I have two butterflied pork tenderloin chops. I am wondering how best to cook them (bake in oven vs skillet) in order to not dry them out? Any recommendations on heat and time?



bella S. December 24, 2010
The original recipe had you stand the chops up and roast them in the oven. I would think that their goal was to have them golden all over. We are talking about a recipe from the mid - late 70's. We cook so differently now. I don't cook certain cuts of pork past medium. (I'm not talking braises, smoking, etc, but a chop or a tenderloin.) I would like to recreate the flavors of those orange-glazed chops, but not through the same cooking method.
pierino December 24, 2010
Another coinky-dink. I was just browsing through Melissa Clark's book (looking for something else) and bumped into a similar recipe with the same idea in mind. She does add one of my favorite secret ingedients to the braise; chopped anchovies! Ahoy! But same concept except that she starts it stove top and then finishes in the oven.
But to Bella SF, I can think of no good reason for the chops to stand up and salute, bone side down. It's a braise.
bella S. December 24, 2010
Wow, that brought back a memory of a stuffed pork chop that I made eons ago. It was a recipe from a card that was part of one of those, "We'll send you a packet of cards every month and you'll send us money." clubs. As I remember, that recipe was one of the only recipes I felt was worthwhile in the whole series, but boy, was it good. The stuffing and the glaze were orange based. Try bread cubes, onion, celery, herbs, orange rind, orange juice, salt and pepper, maybe some apple. Since you said pork tenderloin, I imagine that the chops are boneless. You could pound them, making them flatter, put the stuffing on and then roll them up.
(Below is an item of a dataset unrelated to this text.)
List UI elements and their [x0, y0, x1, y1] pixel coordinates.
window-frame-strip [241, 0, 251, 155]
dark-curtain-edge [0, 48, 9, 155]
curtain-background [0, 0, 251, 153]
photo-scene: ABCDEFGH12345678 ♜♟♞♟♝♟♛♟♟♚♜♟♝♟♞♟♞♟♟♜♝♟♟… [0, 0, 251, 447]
I would brown them in a cast iron and then throw them in the oven. I would go low and slow. Pork tenderloin can dry out so easily, At the end of the cooking time (I would use a thermometer to check for doneness.) you could brush on a glaze. Make a mixture of orange juice, orange marmalade, some brown sugar, and I seem to remember some cider vinegar. The original recipe called for huge rib chops with a pocket cut into them. It was hard getting them to stand up, bone-side down throughout the cooking time. I like the thought of butterflying a loin or tenderloin, and then stuffing it. A new recipe may be born. Thanks for the reminder.
pierino December 24, 2010
Anytime I hear pork chop (especially thick pork chop) I first think of braising them stove top in a covered skillet. Liquid could be a combination of broth and wine with herbs which complement pork, such as rosemary or thyme. As they are already butterflied you could even add a stuffing. This method will keep them from drying out. Cooking time depends on thickness and weight.